For purposes of regulatory filings, regulators expect accuracy when breaking down an investment advisor’s clients and accounts.
This element often generates a lot of confusion amongst investment advisors when translating the firm’s data into the Form ADV Part 1. Let’s take a deeper dive into (i) what is an account and (ii) who is a client?
What is an Account?
Accounts are distinct (segregated) groupings at the client’s designed custodian, trust company, transfer agency or administrator (collectively the “custodians”). This makes it relatively easy to determine (as opposed to calculating clients) since custodians maintain and report on an account-level basis, with each being specifically identified. During examinations, regulators will check the accuracy of your firm’s reported figures in your Form ADV 1. Quick tips:
- Only include accounts over which there is ongoing, continuous and regular supervision or management services over.

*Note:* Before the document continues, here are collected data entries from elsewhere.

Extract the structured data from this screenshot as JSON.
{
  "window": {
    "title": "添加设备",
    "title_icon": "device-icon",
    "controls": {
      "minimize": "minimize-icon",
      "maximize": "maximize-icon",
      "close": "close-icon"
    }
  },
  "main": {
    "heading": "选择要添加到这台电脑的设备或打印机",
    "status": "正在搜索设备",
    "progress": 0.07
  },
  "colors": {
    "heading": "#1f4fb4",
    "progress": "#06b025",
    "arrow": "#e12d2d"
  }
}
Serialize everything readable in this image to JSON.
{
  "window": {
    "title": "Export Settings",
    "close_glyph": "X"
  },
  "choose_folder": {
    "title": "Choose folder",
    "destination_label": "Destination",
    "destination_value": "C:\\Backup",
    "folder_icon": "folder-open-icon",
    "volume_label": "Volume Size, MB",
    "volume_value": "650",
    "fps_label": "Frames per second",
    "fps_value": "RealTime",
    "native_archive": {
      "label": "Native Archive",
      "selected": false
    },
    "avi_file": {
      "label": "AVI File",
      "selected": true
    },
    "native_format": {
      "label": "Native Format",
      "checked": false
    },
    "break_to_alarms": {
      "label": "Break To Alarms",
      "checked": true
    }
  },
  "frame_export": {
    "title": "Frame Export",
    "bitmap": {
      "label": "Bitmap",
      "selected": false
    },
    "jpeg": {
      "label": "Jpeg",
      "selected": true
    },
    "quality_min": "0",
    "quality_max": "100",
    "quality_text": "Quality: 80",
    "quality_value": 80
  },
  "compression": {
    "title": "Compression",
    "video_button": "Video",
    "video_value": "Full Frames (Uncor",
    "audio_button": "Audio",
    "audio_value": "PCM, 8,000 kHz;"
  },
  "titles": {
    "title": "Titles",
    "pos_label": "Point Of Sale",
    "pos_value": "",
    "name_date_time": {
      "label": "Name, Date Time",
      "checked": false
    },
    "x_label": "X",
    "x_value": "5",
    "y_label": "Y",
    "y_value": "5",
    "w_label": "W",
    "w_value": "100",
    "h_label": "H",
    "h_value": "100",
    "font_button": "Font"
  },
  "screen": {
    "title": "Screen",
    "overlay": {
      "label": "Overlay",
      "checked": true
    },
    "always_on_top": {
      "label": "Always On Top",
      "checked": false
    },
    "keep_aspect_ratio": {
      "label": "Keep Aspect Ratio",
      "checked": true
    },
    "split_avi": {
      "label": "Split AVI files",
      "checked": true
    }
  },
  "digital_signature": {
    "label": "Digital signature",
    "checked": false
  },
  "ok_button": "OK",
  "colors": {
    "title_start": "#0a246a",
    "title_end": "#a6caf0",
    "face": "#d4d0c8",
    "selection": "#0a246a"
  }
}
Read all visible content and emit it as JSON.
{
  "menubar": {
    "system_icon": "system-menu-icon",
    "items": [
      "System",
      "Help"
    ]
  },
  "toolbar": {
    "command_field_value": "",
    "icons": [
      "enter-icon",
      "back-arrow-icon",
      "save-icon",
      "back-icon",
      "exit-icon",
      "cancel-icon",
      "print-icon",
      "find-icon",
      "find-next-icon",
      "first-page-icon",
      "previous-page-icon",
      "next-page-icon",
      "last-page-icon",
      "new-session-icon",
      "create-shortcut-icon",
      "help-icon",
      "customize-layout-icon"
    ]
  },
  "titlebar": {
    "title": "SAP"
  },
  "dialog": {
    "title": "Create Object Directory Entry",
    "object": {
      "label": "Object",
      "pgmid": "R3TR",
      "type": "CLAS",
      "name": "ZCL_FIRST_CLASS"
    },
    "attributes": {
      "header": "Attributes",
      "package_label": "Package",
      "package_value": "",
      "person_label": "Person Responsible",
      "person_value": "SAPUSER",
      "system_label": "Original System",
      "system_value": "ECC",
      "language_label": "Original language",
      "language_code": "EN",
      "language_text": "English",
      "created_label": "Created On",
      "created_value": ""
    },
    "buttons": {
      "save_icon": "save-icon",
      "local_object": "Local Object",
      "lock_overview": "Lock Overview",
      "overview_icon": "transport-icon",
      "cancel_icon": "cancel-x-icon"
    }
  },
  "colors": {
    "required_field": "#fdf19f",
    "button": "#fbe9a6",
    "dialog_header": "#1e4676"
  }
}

- Firms must segregate and report separately discretionary from non-discretionary accounts.
- Accounts that are excluded from billing should be included provided there is ongoing, continuous and regular supervision or management services over.
- A pooled investment vehicle (i.e. hedge funds and private equity) is considered one account.
- Investment advisors should exclude the following from accounts:
- accounts with a zero balance;
- closed accounts;
- accounts established to allow a client self-direct investments; and
- accounts that do not have ongoing, regular and/or continuous management or supervision over (unmanaged accounts).
Who is a Client?
Per the U.S. Securities and Exchange Commission (“SEC”), there is no one prescribed method for calculating the number of clients. Some investment advisors may look to calculate clients in terms of households (i.e distinct relationships), while others determine clients based on each individual that maintains an account with the firm. Some firms may also choose to refer to rule 202(a)(30)-1 under the Investment Advisers Act of 1940 when counting clients for purposes of Item 5.D.While there is no one right method, it’s important to ensure that you remain consistent with your calculation method. Best Practice:As noted above, there is no prescribed method, but our guidance is to think of a “client” as: to whom does the firm owe a fiduciary duty? If multiple individuals, accounts and entities are serviced as a single contractual engagement, the investment advisor does not need to count each as an individual “client”. Ultimately it depends on the overall relationship and whether the investment advice, decisions, and reporting are inclusive of all individuals, accounts, and/or entities under the engagement. Quick Tips:
- The definition of "client" for Form ADV states that firms must count clients who do not compensate the advisor.
- Firms should include clients who are not U.S. residents (and also report these separately on Form ADV 1).
- Each pooled investment vehicles should be viewed as one client.
- The underlying investors of pooled investment vehicles (i.e. hedge funds and private equity ) should not be counted as individual clients unless the investors are separately engaged with the investment advisor to provide advisory services.
- If a firm’s principal office and place of business outside the U.S., the firm is not required to count non-US residents as clients.